Crowley winces, cornered, trying and failing to find some way to back out of this. “Theoretically,” says the demon, “do you think you’d be able to open the hell-portal at Duadel? You know. Witchily.”

Anathema is trying to believe that someone who has just used the phrase, you know, witchily knows what they are doing. She is already casting around for impromptu occult ritual supplies, grateful for her years in college-dorm witchcraft.  “What, and throw everybody in?”

Crowley tries to look like a person who was thinking that far ahead.  “Well, yeah, goes right straight to Hell, big firey canyon thing.  And you can just make it – huge enough to toss the whole armies of Heaven and Hell down in a hurry, there’s a button to kind of drag them forward – sometimes the goats weren’t thrilled to be there – and then before they can crawl out, uh. Slam it closed.”

“I’m sure we can make it work,” says Aziraphale, even though he isn’t.  “It might help if you gave us the Words.”

Crowley does so, and signs his name with his pen that writes underwater.  The sigil glistens with hellfire as he holds it out to Anathema. “Just put that in the door.”

“Why is it a fancy letter J?” asks Adam.

“Just take it,” says Crowley.

“What’s to stop them coming right back up somewhere else?” Anathema asks suspiciously, taking the paper.

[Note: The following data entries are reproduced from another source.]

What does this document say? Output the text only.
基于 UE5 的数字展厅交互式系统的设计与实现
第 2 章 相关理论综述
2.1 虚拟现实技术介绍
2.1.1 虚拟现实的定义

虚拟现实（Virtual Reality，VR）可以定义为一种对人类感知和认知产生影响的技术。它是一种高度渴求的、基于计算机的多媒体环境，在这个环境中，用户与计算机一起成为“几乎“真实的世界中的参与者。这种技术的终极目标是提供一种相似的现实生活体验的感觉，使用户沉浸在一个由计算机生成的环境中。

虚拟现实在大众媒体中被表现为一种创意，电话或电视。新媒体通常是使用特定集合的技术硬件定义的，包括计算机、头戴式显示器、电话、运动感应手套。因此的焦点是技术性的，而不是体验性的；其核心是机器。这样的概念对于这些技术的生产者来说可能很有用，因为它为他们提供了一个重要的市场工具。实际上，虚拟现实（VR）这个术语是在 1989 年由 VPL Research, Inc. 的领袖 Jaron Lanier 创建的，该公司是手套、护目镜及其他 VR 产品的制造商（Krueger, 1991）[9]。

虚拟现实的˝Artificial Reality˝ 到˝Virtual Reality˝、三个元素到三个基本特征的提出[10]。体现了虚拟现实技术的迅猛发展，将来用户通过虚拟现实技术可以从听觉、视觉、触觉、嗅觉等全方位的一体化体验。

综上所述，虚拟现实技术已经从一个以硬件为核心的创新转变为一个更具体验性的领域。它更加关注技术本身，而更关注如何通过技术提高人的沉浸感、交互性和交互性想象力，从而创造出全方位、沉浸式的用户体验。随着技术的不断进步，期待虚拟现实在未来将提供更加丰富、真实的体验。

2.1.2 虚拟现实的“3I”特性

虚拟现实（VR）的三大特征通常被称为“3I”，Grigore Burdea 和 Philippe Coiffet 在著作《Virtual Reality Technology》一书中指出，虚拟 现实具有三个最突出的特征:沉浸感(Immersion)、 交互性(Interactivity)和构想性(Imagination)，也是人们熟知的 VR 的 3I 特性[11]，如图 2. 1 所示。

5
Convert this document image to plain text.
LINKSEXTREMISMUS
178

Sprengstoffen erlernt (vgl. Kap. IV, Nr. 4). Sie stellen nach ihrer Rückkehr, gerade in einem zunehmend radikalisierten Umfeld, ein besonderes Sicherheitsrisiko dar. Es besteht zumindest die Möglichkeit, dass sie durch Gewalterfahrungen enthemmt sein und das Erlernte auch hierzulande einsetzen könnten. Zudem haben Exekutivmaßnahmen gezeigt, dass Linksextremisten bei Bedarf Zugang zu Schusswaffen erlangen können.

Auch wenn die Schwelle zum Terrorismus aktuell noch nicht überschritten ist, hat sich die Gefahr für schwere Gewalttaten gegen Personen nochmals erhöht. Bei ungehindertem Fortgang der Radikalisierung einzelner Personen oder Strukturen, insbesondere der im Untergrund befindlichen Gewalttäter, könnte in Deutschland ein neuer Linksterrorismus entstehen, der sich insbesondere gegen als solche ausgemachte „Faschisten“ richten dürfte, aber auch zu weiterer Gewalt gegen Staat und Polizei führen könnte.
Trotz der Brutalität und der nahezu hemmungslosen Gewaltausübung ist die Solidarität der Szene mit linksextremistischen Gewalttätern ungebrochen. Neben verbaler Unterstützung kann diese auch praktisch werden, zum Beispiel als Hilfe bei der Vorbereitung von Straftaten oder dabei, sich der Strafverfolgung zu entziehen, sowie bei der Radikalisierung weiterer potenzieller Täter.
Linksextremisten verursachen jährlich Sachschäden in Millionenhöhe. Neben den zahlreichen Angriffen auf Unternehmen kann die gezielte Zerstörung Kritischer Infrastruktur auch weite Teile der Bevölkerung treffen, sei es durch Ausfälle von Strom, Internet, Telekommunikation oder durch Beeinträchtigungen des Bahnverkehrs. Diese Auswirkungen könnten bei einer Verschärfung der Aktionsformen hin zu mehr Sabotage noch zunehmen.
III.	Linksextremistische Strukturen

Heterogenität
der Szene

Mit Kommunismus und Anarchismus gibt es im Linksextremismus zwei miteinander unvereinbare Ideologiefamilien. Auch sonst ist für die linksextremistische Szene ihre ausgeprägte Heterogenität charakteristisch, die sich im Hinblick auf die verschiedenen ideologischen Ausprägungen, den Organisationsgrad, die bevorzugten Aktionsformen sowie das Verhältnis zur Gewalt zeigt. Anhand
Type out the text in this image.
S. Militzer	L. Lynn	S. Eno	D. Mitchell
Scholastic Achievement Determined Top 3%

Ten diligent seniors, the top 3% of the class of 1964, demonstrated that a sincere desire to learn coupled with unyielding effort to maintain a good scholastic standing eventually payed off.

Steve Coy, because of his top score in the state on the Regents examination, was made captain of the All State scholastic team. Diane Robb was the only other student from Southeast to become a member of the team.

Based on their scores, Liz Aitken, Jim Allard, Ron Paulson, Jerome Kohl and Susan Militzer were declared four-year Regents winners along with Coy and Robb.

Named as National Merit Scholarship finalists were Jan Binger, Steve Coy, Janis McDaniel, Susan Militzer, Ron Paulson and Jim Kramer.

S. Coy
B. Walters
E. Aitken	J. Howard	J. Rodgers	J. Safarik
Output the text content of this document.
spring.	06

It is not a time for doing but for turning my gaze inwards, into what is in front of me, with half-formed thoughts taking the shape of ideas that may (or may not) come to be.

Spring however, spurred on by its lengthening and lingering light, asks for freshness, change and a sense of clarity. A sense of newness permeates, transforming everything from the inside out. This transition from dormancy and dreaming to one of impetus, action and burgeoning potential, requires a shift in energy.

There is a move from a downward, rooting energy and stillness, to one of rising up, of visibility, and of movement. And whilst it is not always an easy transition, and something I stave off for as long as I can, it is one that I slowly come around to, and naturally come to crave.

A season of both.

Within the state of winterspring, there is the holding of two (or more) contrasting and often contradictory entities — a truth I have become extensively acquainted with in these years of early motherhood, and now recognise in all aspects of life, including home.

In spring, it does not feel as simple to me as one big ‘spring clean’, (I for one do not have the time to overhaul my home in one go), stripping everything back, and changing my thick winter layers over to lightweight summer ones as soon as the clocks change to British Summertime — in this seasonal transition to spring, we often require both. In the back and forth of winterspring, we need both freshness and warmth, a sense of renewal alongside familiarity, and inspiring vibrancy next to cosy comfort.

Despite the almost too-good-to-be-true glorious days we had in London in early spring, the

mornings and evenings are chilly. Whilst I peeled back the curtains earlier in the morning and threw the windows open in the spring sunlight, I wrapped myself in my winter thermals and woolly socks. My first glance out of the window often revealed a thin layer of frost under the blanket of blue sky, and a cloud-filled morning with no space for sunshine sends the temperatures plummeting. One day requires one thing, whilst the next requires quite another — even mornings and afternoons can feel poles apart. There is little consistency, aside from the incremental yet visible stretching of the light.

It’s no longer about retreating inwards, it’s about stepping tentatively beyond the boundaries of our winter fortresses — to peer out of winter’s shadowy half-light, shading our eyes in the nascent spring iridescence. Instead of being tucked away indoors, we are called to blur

Why don't you ask Agnes, Crowley wants to say. “I guess you could dump coffee grounds into the infernal fusebox,” the demon suggests dubiously, trying to remember what else has worked for him in the past. “Or something worse.”

“What’s my signal?”

“The world’s not flooding anymore.”

“Got it. And otherwise, we...” she makes a motion like drowning.

“Only by God’s will,” Crowley responds with an utterly straight face.

Then, he leaves his human body behind.




(1) A form that he’d first created after St Anthony had described to him some of the demons he’d hallucinated before Crowley showed up to tempt him. They’d had a while to talk about it, and the things that the human psyche fabricates are often far more terrifying than anything a demon would do on their own.

(2) Which, technically, it is.

(3) “I’m supposed to be teaching him to be sinfully greedy,” as Nanny Ashtoreth would phrase it, before buying the child whatever he wanted. “Frogs are evil,” she’d added, half-defensively.